The CSFT tax rate has been successively reduced by 85 percent over a period of years since the late 1990s as part of a scheduled phase-out. The phaseout has been put on hold before, most notably when Pennsylvania was dealing with massive budget deficits at the depths of the recession in 2009-10.
Now there is talk of another freeze in the CSFT phaseout given tighter projections of state tax revenue growth due to a weakness in consumer spending, and therefore, lower state sales tax collections.
The state Independent Fiscal Office forecasts that a projected $232 million growth in revenue that Corbett based his budget proposal on won't pan out by the end of the fiscal year on June 30.
Senate Democratic Leader Jay Costa, D-43, Pittsburgh, raised the issue of putting the CSFT phase-out on hold again last week at the Pennsylvania Press Club.
The governor and lawmakers can stabilize the fiscal 2013-14 budget by freezing the CSFT at current levels for two years, taking federal money by accepting the expansion of Medicaid under the federal Affordable Care Act and shortening the period under which the state can acquire ownership of unclaimed property, said Costa.
The Pennsylvania Manufacturers Association was quick to label Costa's proposal a "tax hike."
"Laying hands on the CSFT phaseout would be an act of extreme bad faith by state government and would send an unmistakable signal to employers and investors that Pennsylvania is not a reliable place to do business," said PMA executive director David Taylor.
Pennsylvania is one of the few states to have a tax on both business assets and business income, he added.
Delaying the CSFT phase-out would drag Pennsylvania's economy backwards, said the National Federation of Independent Businesses Pennsylvania.
Delaying the phaseout is the fiscally responsible thing to do, said The Pennsylvania Budget and Policy Center, a Harrisburg think tank that's been critical of Corbett's state spending cuts in his first two budgets.
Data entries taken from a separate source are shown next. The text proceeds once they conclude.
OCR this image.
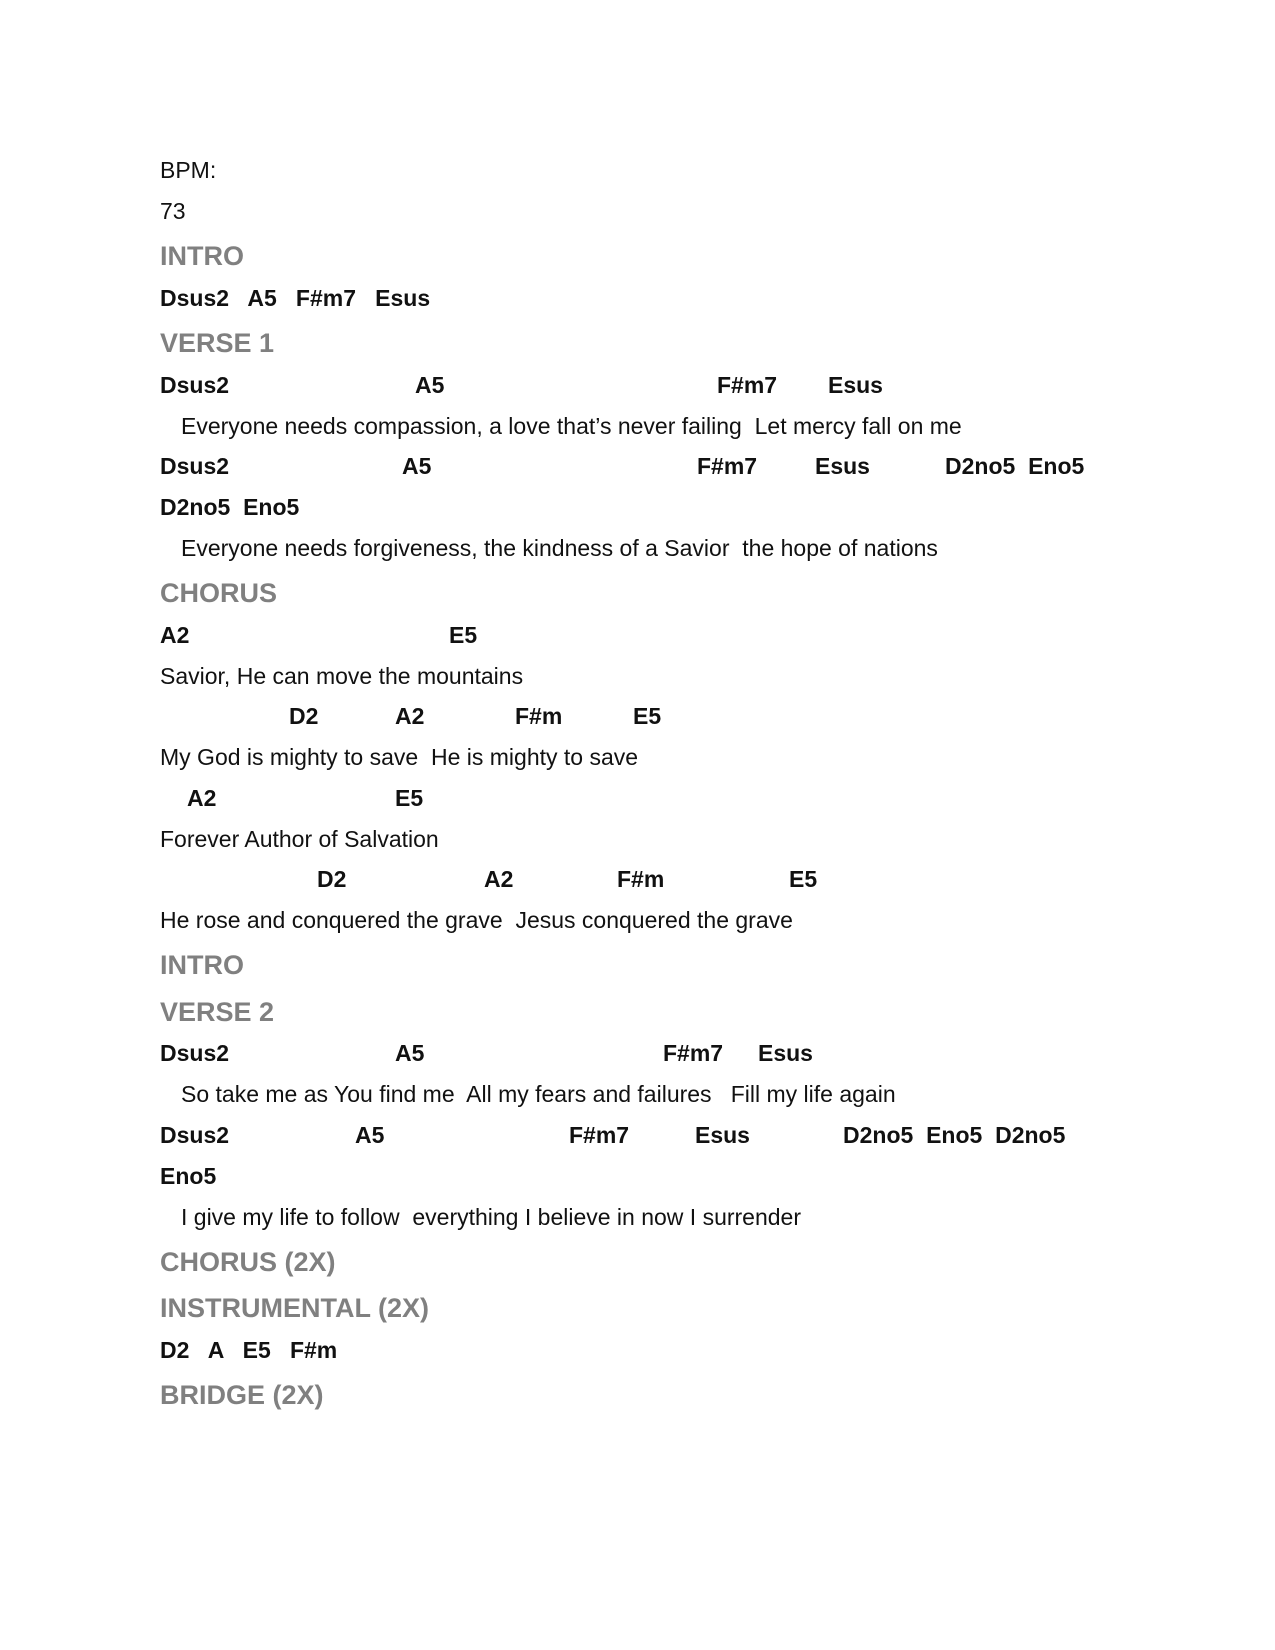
BPM:
73
INTRO
Dsus2   A5   F#m7   Esus
VERSE 1

Dsus2

	A5

	F#m7

Esus

Everyone needs compassion, a love that’s never failing  Let mercy fall on me

Dsus2

	A5

	F#m7

	Esus

	D2no5  Eno5

D2no5  Eno5
Everyone needs forgiveness, the kindness of a Savior  the hope of nations
CHORUS

A2

	E5

Savior, He can move the mountains

D2

	A2

	F#m

	E5

My God is mighty to save  He is mighty to save

A2

	E5

Forever Author of Salvation

D2

	A2

	F#m

	E5

He rose and conquered the grave  Jesus conquered the grave
INTRO
VERSE 2

Dsus2

	A5

	F#m7

Esus

So take me as You find me  All my fears and failures   Fill my life again

Dsus2

	A5

	F#m7

	Esus

	D2no5  Eno5  D2no5

Eno5
I give my life to follow  everything I believe in now I surrender
CHORUS (2X)
INSTRUMENTAL (2X)
D2   A   E5   F#m
BRIDGE (2X)
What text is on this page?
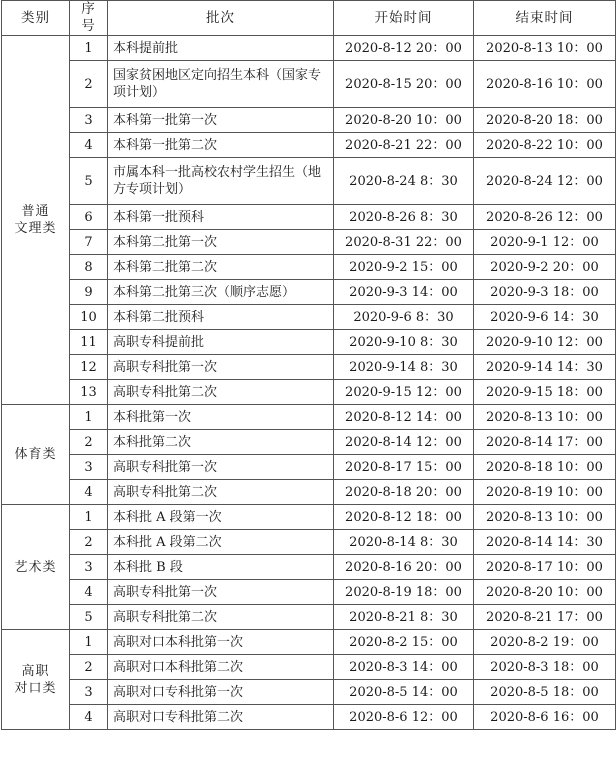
类别	序号	批次	开始时间	结束时间
普通
文理类	1	本科提前批	2020-8-12 20：00	2020-8-13 10：00
	2	国家贫困地区定向招生本科（国家专项计划）	2020-8-15 20：00	2020-8-16 10：00
	3	本科第一批第一次	2020-8-20 10：00	2020-8-20 18：00
	4	本科第一批第二次	2020-8-21 22：00	2020-8-22 10：00
	5	市属本科一批高校农村学生招生（地方专项计划）	2020-8-24 8：30	2020-8-24 12：00
	6	本科第一批预科	2020-8-26 8：30	2020-8-26 12：00
	7	本科第二批第一次	2020-8-31 22：00	2020-9-1 12：00
	8	本科第二批第二次	2020-9-2 15：00	2020-9-2 20：00
	9	本科第二批第三次（顺序志愿）	2020-9-3 14：00	2020-9-3 18：00
	10	本科第二批预科	2020-9-6 8：30	2020-9-6 14：30
	11	高职专科提前批	2020-9-10 8：30	2020-9-10 12：00
	12	高职专科批第一次	2020-9-14 8：30	2020-9-14 14：30
	13	高职专科批第二次	2020-9-15 12：00	2020-9-15 18：00
体育类	1	本科批第一次	2020-8-12 14：00	2020-8-13 10：00
	2	本科批第二次	2020-8-14 12：00	2020-8-14 17：00
	3	高职专科批第一次	2020-8-17 15：00	2020-8-18 10：00
	4	高职专科批第二次	2020-8-18 20：00	2020-8-19 10：00
艺术类	1	本科批 A 段第一次	2020-8-12 18：00	2020-8-13 10：00
	2	本科批 A 段第二次	2020-8-14 8：30	2020-8-14 14：30
	3	本科批 B 段	2020-8-16 20：00	2020-8-17 10：00
	4	高职专科批第一次	2020-8-19 18：00	2020-8-20 10：00
	5	高职专科批第二次	2020-8-21 8：30	2020-8-21 17：00
高职
对口类	1	高职对口本科批第一次	2020-8-2 15：00	2020-8-2 19：00
	2	高职对口本科批第二次	2020-8-3 14：00	2020-8-3 18：00
	3	高职对口专科批第一次	2020-8-5 14：00	2020-8-5 18：00
	4	高职对口专科批第二次	2020-8-6 12：00	2020-8-6 16：00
It would bring in nearly $400 million in revenue.
The tightening revenue picture raises the specter of new spending cuts for schools, health care and mental health services, said PBPC. This would be especially so if an estimated $175 in savings from proposed cuts in a public pension overhaul proposed by Corbett is not included in the final state budget due to reluctance by lawmakers to approve enabling legislation, added PBPC.
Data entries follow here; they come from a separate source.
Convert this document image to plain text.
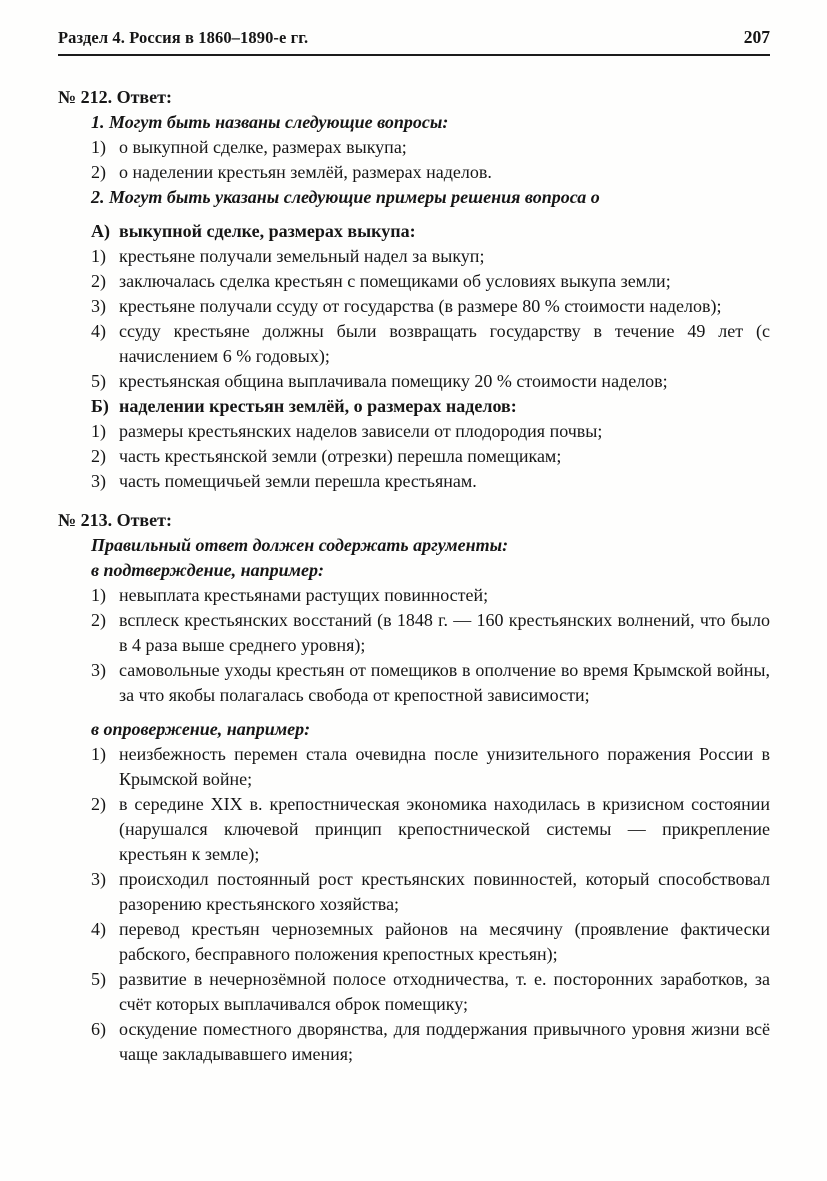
Раздел 4. Россия в 1860–1890-е гг.	207
№ 212. Ответ:
1. Могут быть названы следующие вопросы:
1) о выкупной сделке, размерах выкупа;
2) о наделении крестьян землёй, размерах наделов.
2. Могут быть указаны следующие примеры решения вопроса о
А) выкупной сделке, размерах выкупа:
1) крестьяне получали земельный надел за выкуп;
2) заключалась сделка крестьян с помещиками об условиях выкупа земли;
3) крестьяне получали ссуду от государства (в размере 80 % стоимости наделов);
4) ссуду крестьяне должны были возвращать государству в течение 49 лет (с начислением 6 % годовых);
5) крестьянская община выплачивала помещику 20 % стоимости наделов;
Б) наделении крестьян землёй, о размерах наделов:
1) размеры крестьянских наделов зависели от плодородия почвы;
2) часть крестьянской земли (отрезки) перешла помещикам;
3) часть помещичьей земли перешла крестьянам.
№ 213. Ответ:
Правильный ответ должен содержать аргументы:
в подтверждение, например:
1) невыплата крестьянами растущих повинностей;
2) всплеск крестьянских восстаний (в 1848 г. — 160 крестьянских волнений, что было в 4 раза выше среднего уровня);
3) самовольные уходы крестьян от помещиков в ополчение во время Крымской войны, за что якобы полагалась свобода от крепостной зависимости;
в опровержение, например:
1) неизбежность перемен стала очевидна после унизительного поражения России в Крымской войне;
2) в середине XIX в. крепостническая экономика находилась в кризисном состоянии (нарушался ключевой принцип крепостнической системы — прикрепление крестьян к земле);
3) происходил постоянный рост крестьянских повинностей, который способствовал разорению крестьянского хозяйства;
4) перевод крестьян черноземных районов на месячину (проявление фактически рабского, бесправного положения крепостных крестьян);
5) развитие в нечернозёмной полосе отходничества, т. е. посторонних заработков, за счёт которых выплачивался оброк помещику;
6) оскудение поместного дворянства, для поддержания привычного уровня жизни всё чаще закладывавшего имения;
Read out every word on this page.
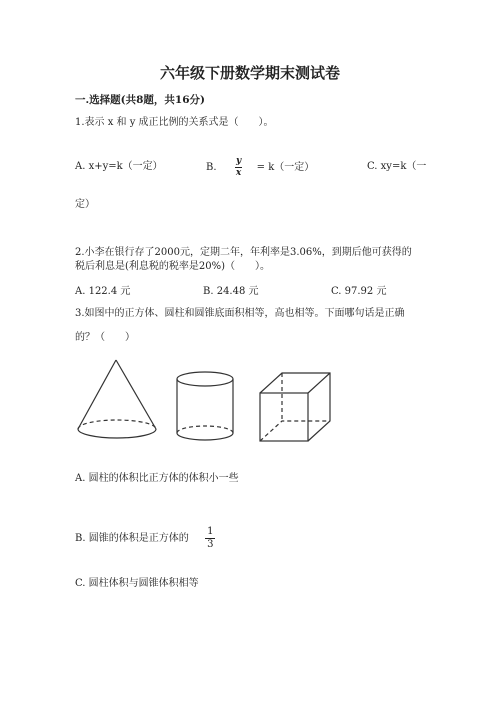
六年级下册数学期末测试卷
一.选择题(共8题，共16分)
1.表示 x 和 y 成正比例的关系式是（　　）。
A. x+y=k（一定）	B. $\frac{y}{x} = k$（一定）	C. xy=k（一
定）
2.小李在银行存了2000元，定期二年，年利率是3.06%，到期后他可获得的
税后利息是(利息税的税率是20%)（　　）。
A. 122.4 元	B. 24.48 元	C. 97.92 元
3.如图中的正方体、圆柱和圆锥底面积相等，高也相等。下面哪句话是正确
的？（　　）
A. 圆柱的体积比正方体的体积小一些
B. 圆锥的体积是正方体的 $\frac{1}{3}$
C. 圆柱体积与圆锥体积相等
"The Legislature has delayed the phaseout in five of the last 15 years, during times the economy lagged," said PBPC. "It will have little impact on most businesses that will continue to get all the other tax cuts that have been enacted over the past decade."
With the battle lines drawn over this issue, attention will now turn to the release this week of state revenue figures for May to see if present trends continue and to the next IFO revenue forecast in mid-June. The fate of the CSFT may rest on the numbers when lawmakers approve a final budget.